Geospatial
Analysis of 137Cs in Hiroshima Soil Cores Collected in 1976 and 1978
Harry
M. Cullings
Statistics Department, Radiation Effects Research
Foundation
Abstract
In 1976 and 1978 soil
samples were collected at a large number of locations in the area
of Hiroshima at distances up to 30 km from the hypocenter, to measure
radioisotopes such as 137Cs for the purpose of detecting local radioactive
fallout from the Hiroshima atomic bomb. The lack of any obvious
pattern in these measurements that might correspond to fallout from
the Hiroshima bomb has been a source of scientific curiosity over
the years. Much has been learned in the past 35 years about the
behavior of such radioactive materials in the environment and the
interferences caused by worldwide ("global") deposition
of radioactive fallout from testing of nuclear weapons in the 1950s
and 1960s. However, the analysis of the data from these soil samples,
to detect any pattern from the Hiroshima bomb, remains a statistically
and analytically challenging problem. We know that the 137Cs in
soil from global fallout is large, and it is more recent than any
that could remain from the Hiroshima bomb in 1945. Because there
are so many variables that affect the retention and migration of
the deposited radioactivity in soil, which we presently cannot include
in a statistical model, there is a large variation in the measurements
from place to place, and it has a spatial structure.

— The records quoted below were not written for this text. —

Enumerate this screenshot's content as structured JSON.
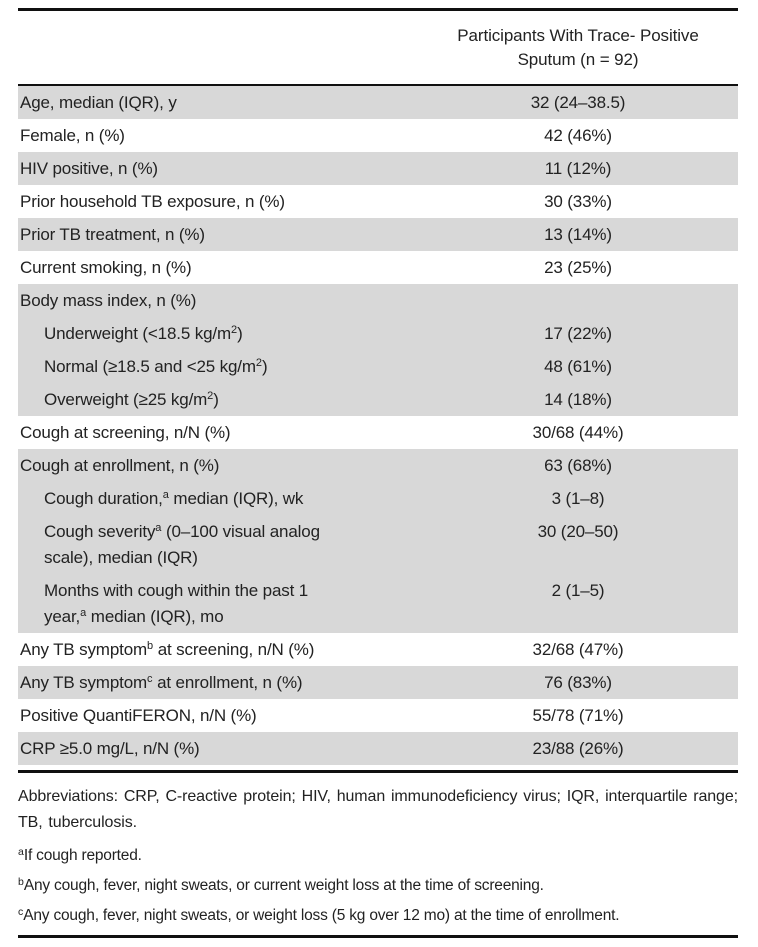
{
  "title_block": {
    "line1": "Participants With Trace- Positive",
    "line2": "Sputum (n = 92)"
  },
  "table": {
    "rows": [
      {
        "label_parts": [
          {
            "t": "Age, median (IQR), y"
          }
        ],
        "value": "32 (24–38.5)",
        "shade": true,
        "indent": false
      },
      {
        "label_parts": [
          {
            "t": "Female, n (%)"
          }
        ],
        "value": "42 (46%)",
        "shade": false,
        "indent": false
      },
      {
        "label_parts": [
          {
            "t": "HIV positive, n (%)"
          }
        ],
        "value": "11 (12%)",
        "shade": true,
        "indent": false
      },
      {
        "label_parts": [
          {
            "t": "Prior household TB exposure, n (%)"
          }
        ],
        "value": "30 (33%)",
        "shade": false,
        "indent": false
      },
      {
        "label_parts": [
          {
            "t": "Prior TB treatment, n (%)"
          }
        ],
        "value": "13 (14%)",
        "shade": true,
        "indent": false
      },
      {
        "label_parts": [
          {
            "t": "Current smoking, n (%)"
          }
        ],
        "value": "23 (25%)",
        "shade": false,
        "indent": false
      },
      {
        "label_parts": [
          {
            "t": "Body mass index, n (%)"
          }
        ],
        "value": "",
        "shade": true,
        "indent": false
      },
      {
        "label_parts": [
          {
            "t": "Underweight (<18.5 kg/m"
          },
          {
            "sup": "2"
          },
          {
            "t": ")"
          }
        ],
        "value": "17 (22%)",
        "shade": true,
        "indent": true
      },
      {
        "label_parts": [
          {
            "t": "Normal (≥18.5 and <25 kg/m"
          },
          {
            "sup": "2"
          },
          {
            "t": ")"
          }
        ],
        "value": "48 (61%)",
        "shade": true,
        "indent": true
      },
      {
        "label_parts": [
          {
            "t": "Overweight (≥25 kg/m"
          },
          {
            "sup": "2"
          },
          {
            "t": ")"
          }
        ],
        "value": "14 (18%)",
        "shade": true,
        "indent": true
      },
      {
        "label_parts": [
          {
            "t": "Cough at screening, n/N (%)"
          }
        ],
        "value": "30/68 (44%)",
        "shade": false,
        "indent": false
      },
      {
        "label_parts": [
          {
            "t": "Cough at enrollment, n (%)"
          }
        ],
        "value": "63 (68%)",
        "shade": true,
        "indent": false
      },
      {
        "label_parts": [
          {
            "t": "Cough duration,"
          },
          {
            "sup": "a"
          },
          {
            "t": " median (IQR), wk"
          }
        ],
        "value": "3 (1–8)",
        "shade": true,
        "indent": true
      },
      {
        "label_parts": [
          {
            "t": "Cough severity"
          },
          {
            "sup": "a"
          },
          {
            "t": " (0–100 visual analog"
          },
          {
            "br": true
          },
          {
            "t": "scale), median (IQR)"
          }
        ],
        "value": "30 (20–50)",
        "shade": true,
        "indent": true
      },
      {
        "label_parts": [
          {
            "t": "Months with cough within the past 1"
          },
          {
            "br": true
          },
          {
            "t": "year,"
          },
          {
            "sup": "a"
          },
          {
            "t": " median (IQR), mo"
          }
        ],
        "value": "2 (1–5)",
        "shade": true,
        "indent": true
      },
      {
        "label_parts": [
          {
            "t": "Any TB symptom"
          },
          {
            "sup": "b"
          },
          {
            "t": " at screening, n/N (%)"
          }
        ],
        "value": "32/68 (47%)",
        "shade": false,
        "indent": false
      },
      {
        "label_parts": [
          {
            "t": "Any TB symptom"
          },
          {
            "sup": "c"
          },
          {
            "t": " at enrollment, n (%)"
          }
        ],
        "value": "76 (83%)",
        "shade": true,
        "indent": false
      },
      {
        "label_parts": [
          {
            "t": "Positive QuantiFERON, n/N (%)"
          }
        ],
        "value": "55/78 (71%)",
        "shade": false,
        "indent": false
      },
      {
        "label_parts": [
          {
            "t": "CRP ≥5.0 mg/L, n/N (%)"
          }
        ],
        "value": "23/88 (26%)",
        "shade": true,
        "indent": false
      }
    ]
  },
  "footer": {
    "abbreviations": "Abbreviations: CRP, C-reactive protein; HIV, human immunodeficiency virus; IQR, interquartile range; TB, tuberculosis.",
    "footnotes": [
      {
        "sup": "a",
        "text": "If cough reported."
      },
      {
        "sup": "b",
        "text": "Any cough, fever, night sweats, or current weight loss at the time of screening."
      },
      {
        "sup": "c",
        "text": "Any cough, fever, night sweats, or weight loss (5 kg over 12 mo) at the time of enrollment."
      }
    ]
  },
  "colors": {
    "row_shade": "#d8d8d8",
    "rule": "#101010",
    "text": "#222222"
  }
}
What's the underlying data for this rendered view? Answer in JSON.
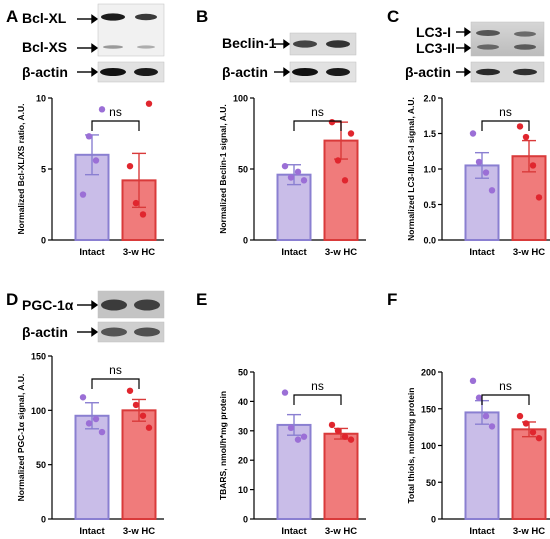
{
  "palette": {
    "intact_fill": "#c9bde8",
    "intact_edge": "#8a7fd1",
    "intact_dot": "#9b6fd6",
    "hc_fill": "#f07b7b",
    "hc_edge": "#d93a3a",
    "hc_dot": "#e0262e",
    "axis": "#000000"
  },
  "chart_data": [
    {
      "panel": "A",
      "type": "bar",
      "categories": [
        "Intact",
        "3-w HC"
      ],
      "series": [
        {
          "values": [
            6.0,
            4.2
          ],
          "sem": [
            1.4,
            1.9
          ],
          "points": [
            [
              3.2,
              7.3,
              5.6,
              9.2
            ],
            [
              5.2,
              2.6,
              1.8,
              9.6
            ]
          ]
        }
      ],
      "ylabel": "Normalized Bcl-XL/XS ratio, A.U.",
      "ylim": [
        0,
        10
      ],
      "yticks": [
        0,
        5,
        10
      ],
      "significance": "ns",
      "blot": {
        "bands": [
          "Bcl-XL",
          "Bcl-XS"
        ],
        "loading": "β-actin"
      }
    },
    {
      "panel": "B",
      "type": "bar",
      "categories": [
        "Intact",
        "3-w HC"
      ],
      "series": [
        {
          "values": [
            46,
            70
          ],
          "sem": [
            7,
            13
          ],
          "points": [
            [
              52,
              44,
              48,
              42
            ],
            [
              83,
              56,
              42,
              75
            ]
          ]
        }
      ],
      "ylabel": "Normalized Beclin-1 signal, A.U.",
      "ylim": [
        0,
        100
      ],
      "yticks": [
        0,
        50,
        100
      ],
      "significance": "ns",
      "blot": {
        "bands": [
          "Beclin-1"
        ],
        "loading": "β-actin"
      }
    },
    {
      "panel": "C",
      "type": "bar",
      "categories": [
        "Intact",
        "3-w HC"
      ],
      "series": [
        {
          "values": [
            1.05,
            1.18
          ],
          "sem": [
            0.18,
            0.22
          ],
          "points": [
            [
              1.5,
              1.1,
              0.95,
              0.7
            ],
            [
              1.6,
              1.45,
              1.05,
              0.6
            ]
          ]
        }
      ],
      "ylabel": "Normalized LC3-II/LC3-I signal, A.U.",
      "ylim": [
        0,
        2.0
      ],
      "yticks": [
        0.0,
        0.5,
        1.0,
        1.5,
        2.0
      ],
      "significance": "ns",
      "blot": {
        "bands": [
          "LC3-I",
          "LC3-II"
        ],
        "loading": "β-actin"
      }
    },
    {
      "panel": "D",
      "type": "bar",
      "categories": [
        "Intact",
        "3-w HC"
      ],
      "series": [
        {
          "values": [
            95,
            100
          ],
          "sem": [
            12,
            10
          ],
          "points": [
            [
              112,
              88,
              92,
              80
            ],
            [
              118,
              105,
              95,
              84
            ]
          ]
        }
      ],
      "ylabel": "Normalized PGC-1α signal, A.U.",
      "ylim": [
        0,
        150
      ],
      "yticks": [
        0,
        50,
        100,
        150
      ],
      "significance": "ns",
      "blot": {
        "bands": [
          "PGC-1α"
        ],
        "loading": "β-actin"
      }
    },
    {
      "panel": "E",
      "type": "bar",
      "categories": [
        "Intact",
        "3-w HC"
      ],
      "series": [
        {
          "values": [
            32,
            29
          ],
          "sem": [
            3.5,
            1.8
          ],
          "points": [
            [
              43,
              31,
              27,
              28
            ],
            [
              32,
              30,
              28,
              27
            ]
          ]
        }
      ],
      "ylabel": "TBARS, nmol/h*mg protein",
      "ylim": [
        0,
        50
      ],
      "yticks": [
        0,
        10,
        20,
        30,
        40,
        50
      ],
      "significance": "ns"
    },
    {
      "panel": "F",
      "type": "bar",
      "categories": [
        "Intact",
        "3-w HC"
      ],
      "series": [
        {
          "values": [
            145,
            122
          ],
          "sem": [
            16,
            10
          ],
          "points": [
            [
              188,
              165,
              140,
              126
            ],
            [
              140,
              130,
              118,
              110
            ]
          ]
        }
      ],
      "ylabel": "Total thiols, nmol/mg protein",
      "ylim": [
        0,
        200
      ],
      "yticks": [
        0,
        50,
        100,
        150,
        200
      ],
      "significance": "ns"
    }
  ]
}
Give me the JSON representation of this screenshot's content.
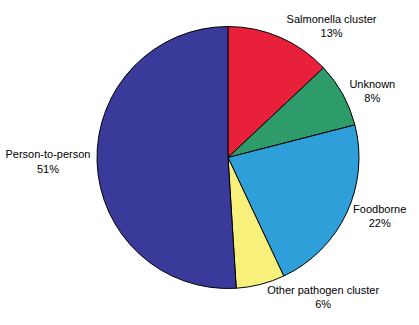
{
  "chart_data": {
    "type": "pie",
    "categories": [
      "Salmonella cluster",
      "Unknown",
      "Foodborne",
      "Other pathogen cluster",
      "Person-to-person"
    ],
    "values": [
      13,
      8,
      22,
      6,
      51
    ],
    "value_labels": [
      "13%",
      "8%",
      "22%",
      "6%",
      "51%"
    ],
    "colors": [
      "#e8203a",
      "#2e9b6a",
      "#2e9fd8",
      "#f7f07a",
      "#3a3a9a"
    ],
    "data_labels": true
  }
}
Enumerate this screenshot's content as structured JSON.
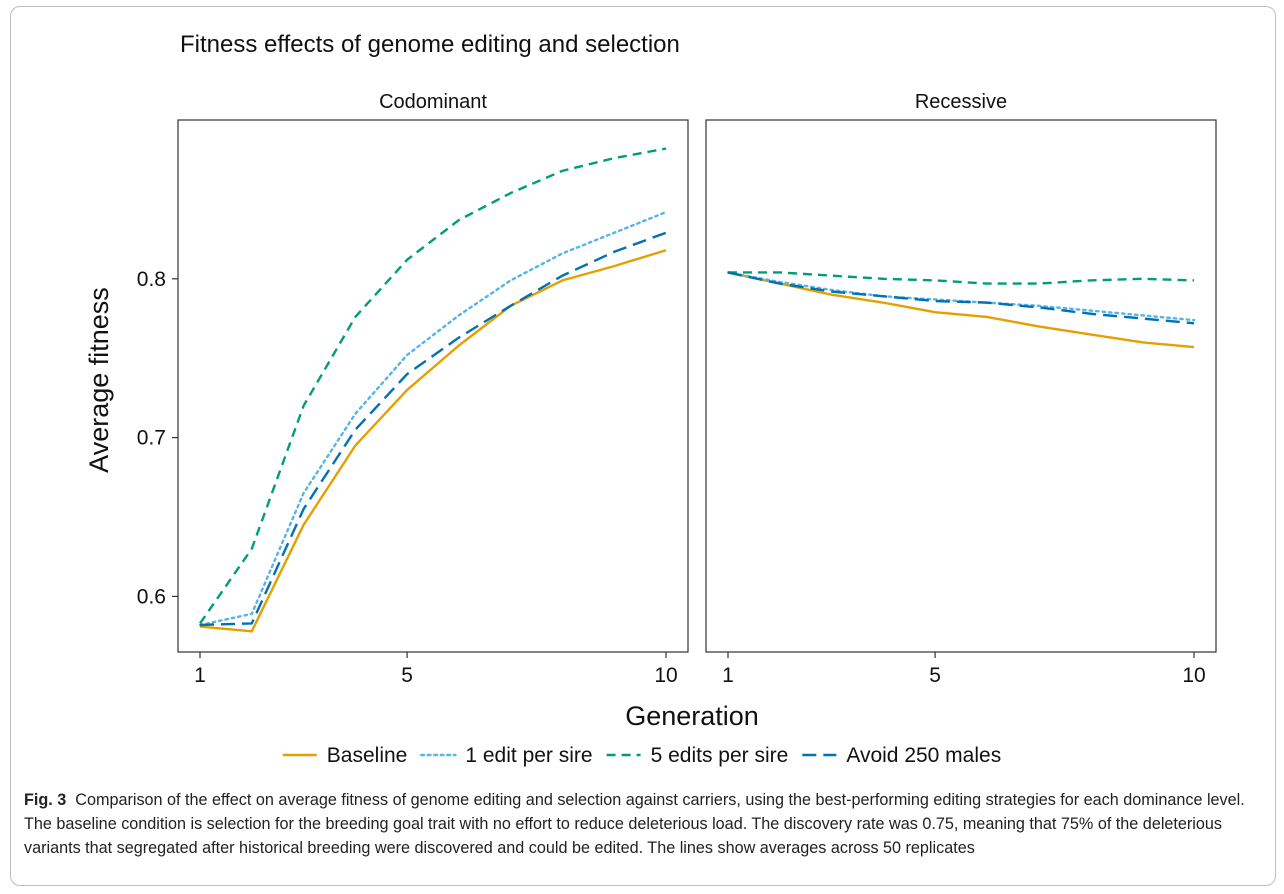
{
  "chart_data": {
    "type": "line",
    "title": "Fitness effects of genome editing and selection",
    "xlabel": "Generation",
    "ylabel": "Average fitness",
    "x": [
      1,
      2,
      3,
      4,
      5,
      6,
      7,
      8,
      9,
      10
    ],
    "xticks": [
      "1",
      "5",
      "10"
    ],
    "xlim": [
      1,
      10
    ],
    "ylim": [
      0.565,
      0.9
    ],
    "yticks": [
      "0.6",
      "0.7",
      "0.8"
    ],
    "legend_position": "bottom",
    "grid": false,
    "panels": [
      {
        "title": "Codominant",
        "series": [
          {
            "name": "Baseline",
            "values": [
              0.581,
              0.578,
              0.645,
              0.695,
              0.73,
              0.758,
              0.783,
              0.799,
              0.808,
              0.818
            ]
          },
          {
            "name": "1 edit per sire",
            "values": [
              0.582,
              0.589,
              0.665,
              0.715,
              0.752,
              0.777,
              0.799,
              0.816,
              0.829,
              0.842
            ]
          },
          {
            "name": "5 edits per sire",
            "values": [
              0.583,
              0.63,
              0.72,
              0.776,
              0.812,
              0.837,
              0.854,
              0.868,
              0.876,
              0.882
            ]
          },
          {
            "name": "Avoid 250 males",
            "values": [
              0.582,
              0.583,
              0.655,
              0.705,
              0.74,
              0.763,
              0.783,
              0.802,
              0.817,
              0.829
            ]
          }
        ]
      },
      {
        "title": "Recessive",
        "series": [
          {
            "name": "Baseline",
            "values": [
              0.804,
              0.797,
              0.79,
              0.785,
              0.779,
              0.776,
              0.77,
              0.765,
              0.76,
              0.757
            ]
          },
          {
            "name": "1 edit per sire",
            "values": [
              0.804,
              0.798,
              0.793,
              0.789,
              0.787,
              0.785,
              0.783,
              0.78,
              0.777,
              0.774
            ]
          },
          {
            "name": "5 edits per sire",
            "values": [
              0.804,
              0.804,
              0.802,
              0.8,
              0.799,
              0.797,
              0.797,
              0.799,
              0.8,
              0.799
            ]
          },
          {
            "name": "Avoid 250 males",
            "values": [
              0.804,
              0.797,
              0.792,
              0.789,
              0.786,
              0.785,
              0.782,
              0.778,
              0.775,
              0.772
            ]
          }
        ]
      }
    ],
    "styles": [
      {
        "name": "Baseline",
        "color": "#E69F00",
        "dash": "solid"
      },
      {
        "name": "1 edit per sire",
        "color": "#56B4E9",
        "dash": "dotted"
      },
      {
        "name": "5 edits per sire",
        "color": "#009E73",
        "dash": "dashed"
      },
      {
        "name": "Avoid 250 males",
        "color": "#0072B2",
        "dash": "long-dashed"
      }
    ]
  },
  "caption": {
    "label": "Fig. 3",
    "text": "Comparison of the effect on average fitness of genome editing and selection against carriers, using the best-performing editing strategies for each dominance level. The baseline condition is selection for the breeding goal trait with no effort to reduce deleterious load. The discovery rate was 0.75, meaning that 75% of the deleterious variants that segregated after historical breeding were discovered and could be edited. The lines show averages across 50 replicates"
  }
}
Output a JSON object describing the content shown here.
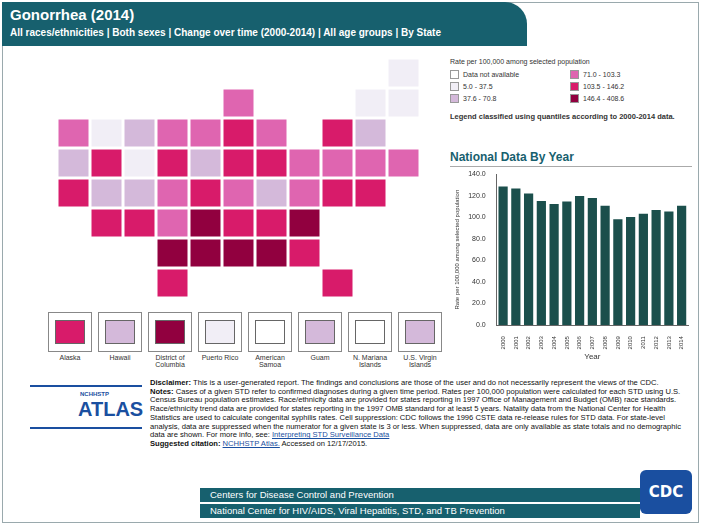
{
  "header": {
    "title": "Gonorrhea (2014)",
    "subtitle": "All races/ethnicities | Both sexes | Change over time (2000-2014) | All age groups | By State"
  },
  "map": {
    "type": "choropleth",
    "legend": {
      "title": "Rate per 100,000 among selected population",
      "items": [
        {
          "label": "Data not available",
          "color": "#ffffff"
        },
        {
          "label": "5.0 - 37.5",
          "color": "#f1eef6"
        },
        {
          "label": "37.6 - 70.8",
          "color": "#d4b9da"
        },
        {
          "label": "71.0 - 103.3",
          "color": "#df65b0"
        },
        {
          "label": "103.5 - 146.2",
          "color": "#d81b6a"
        },
        {
          "label": "146.4 - 408.6",
          "color": "#91003f"
        }
      ],
      "note": "Legend classified using quantiles according to 2000-2014 data."
    },
    "states": {
      "WA": "71.0 - 103.3",
      "OR": "37.6 - 70.8",
      "CA": "103.5 - 146.2",
      "NV": "103.5 - 146.2",
      "ID": "5.0 - 37.5",
      "MT": "37.6 - 70.8",
      "WY": "5.0 - 37.5",
      "UT": "37.6 - 70.8",
      "CO": "37.6 - 70.8",
      "AZ": "103.5 - 146.2",
      "NM": "103.5 - 146.2",
      "ND": "71.0 - 103.3",
      "SD": "103.5 - 146.2",
      "NE": "71.0 - 103.3",
      "KS": "71.0 - 103.3",
      "OK": "146.4 - 408.6",
      "TX": "103.5 - 146.2",
      "MN": "71.0 - 103.3",
      "IA": "37.6 - 70.8",
      "MO": "103.5 - 146.2",
      "AR": "146.4 - 408.6",
      "LA": "146.4 - 408.6",
      "WI": "71.0 - 103.3",
      "IL": "103.5 - 146.2",
      "MI": "71.0 - 103.3",
      "IN": "103.5 - 146.2",
      "OH": "103.5 - 146.2",
      "KY": "71.0 - 103.3",
      "TN": "103.5 - 146.2",
      "MS": "146.4 - 408.6",
      "AL": "146.4 - 408.6",
      "GA": "103.5 - 146.2",
      "FL": "103.5 - 146.2",
      "SC": "146.4 - 408.6",
      "NC": "103.5 - 146.2",
      "VA": "71.0 - 103.3",
      "WV": "37.6 - 70.8",
      "PA": "71.0 - 103.3",
      "NY": "103.5 - 146.2",
      "VT": "5.0 - 37.5",
      "NH": "5.0 - 37.5",
      "ME": "5.0 - 37.5",
      "MA": "37.6 - 70.8",
      "RI": "71.0 - 103.3",
      "CT": "71.0 - 103.3",
      "NJ": "71.0 - 103.3",
      "DE": "103.5 - 146.2",
      "MD": "103.5 - 146.2"
    },
    "territories": [
      {
        "label": "Alaska",
        "class": "103.5 - 146.2"
      },
      {
        "label": "Hawaii",
        "class": "37.6 - 70.8"
      },
      {
        "label": "District of Columbia",
        "class": "146.4 - 408.6"
      },
      {
        "label": "Puerto Rico",
        "class": "5.0 - 37.5"
      },
      {
        "label": "American Samoa",
        "class": "Data not available"
      },
      {
        "label": "Guam",
        "class": "37.6 - 70.8"
      },
      {
        "label": "N. Mariana Islands",
        "class": "Data not available"
      },
      {
        "label": "U.S. Virgin Islands",
        "class": "37.6 - 70.8"
      }
    ]
  },
  "chart_data": {
    "type": "bar",
    "title": "National Data By Year",
    "x_label": "Year",
    "y_label": "Rate per 100,000 among selected population",
    "categories": [
      "2000",
      "2001",
      "2002",
      "2003",
      "2004",
      "2005",
      "2006",
      "2007",
      "2008",
      "2009",
      "2010",
      "2011",
      "2012",
      "2013",
      "2014"
    ],
    "values": [
      128.7,
      126.8,
      122.0,
      115.2,
      112.4,
      114.6,
      119.7,
      118.0,
      110.7,
      98.1,
      100.2,
      103.3,
      106.7,
      105.3,
      110.7
    ],
    "color": "#1b4f4c",
    "ylim": [
      0,
      140
    ],
    "yticks": [
      {
        "value": 0,
        "label": "0.0"
      },
      {
        "value": 20,
        "label": "20.0"
      },
      {
        "value": 40,
        "label": "40.0"
      },
      {
        "value": 60,
        "label": "60.0"
      },
      {
        "value": 80,
        "label": "80.0"
      },
      {
        "value": 100,
        "label": "100.0"
      },
      {
        "value": 120,
        "label": "120.0"
      },
      {
        "value": 140,
        "label": "140.0"
      }
    ],
    "grid": false
  },
  "notes": [
    {
      "label": "Disclaimer:",
      "text": "This is a user-generated report. The findings and conclusions are those of the user and do not necessarily represent the views of the CDC."
    },
    {
      "label": "Notes:",
      "text": "Cases of a given STD refer to confirmed diagnoses during a given time period. Rates per 100,000 population were calculated for each STD using U.S. Census Bureau population estimates. Race/ethnicity data are provided for states reporting in 1997 Office of Management and Budget (OMB) race standards. Race/ethnicity trend data are provided for states reporting in the 1997 OMB standard for at least 5 years. Natality data from the National Center for Health Statistics are used to calculate congenital syphilis rates. Cell suppression: CDC follows the 1996 CSTE data re-release rules for STD data. For state-level analysis, data are suppressed when the numerator for a given state is 3 or less. When suppressed, data are only available as state totals and no demographic data are shown. For more info, see:",
      "link": "Interpreting STD Surveillance Data"
    },
    {
      "label": "Suggested citation:",
      "link": "NCHHSTP Atlas.",
      "text": "Accessed on 12/17/2015."
    }
  ],
  "logos": {
    "atlas": [
      "NCHHSTP",
      "ATLAS"
    ],
    "cdc": "CDC"
  },
  "footer": [
    "Centers for Disease Control and Prevention",
    "National Center for HIV/AIDS, Viral Hepatitis, STD, and TB Prevention"
  ]
}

To be valid
a statistical analysis must consider the resulting "spatial
autocorrelation" in the data.
Although an analysis of the data including a careful estimation
of the variable effect of long-term rainfall on local deposition
of global fallout does not suggest a pattern consistent with local
radioactive fallout from the Hiroshima bomb, an important question
that remains is how large such a deposition from the Hiroshima bomb
would have to have been to be evident in these data. Before an analysis
could begin to address the question of how large a deposition of
local fallout in 1945 would be detectable in these samples with
the interference of global fallout, there is a need to better understand
the variables related to soil, terrain and weather that affected
the deposition and migration in soil of any radioactivity deposited
on the soil surface, and the extent, if any, to which their effect
over time on the fallout from the Hiroshima atomic bomb may have
been different from their effect on global fallout.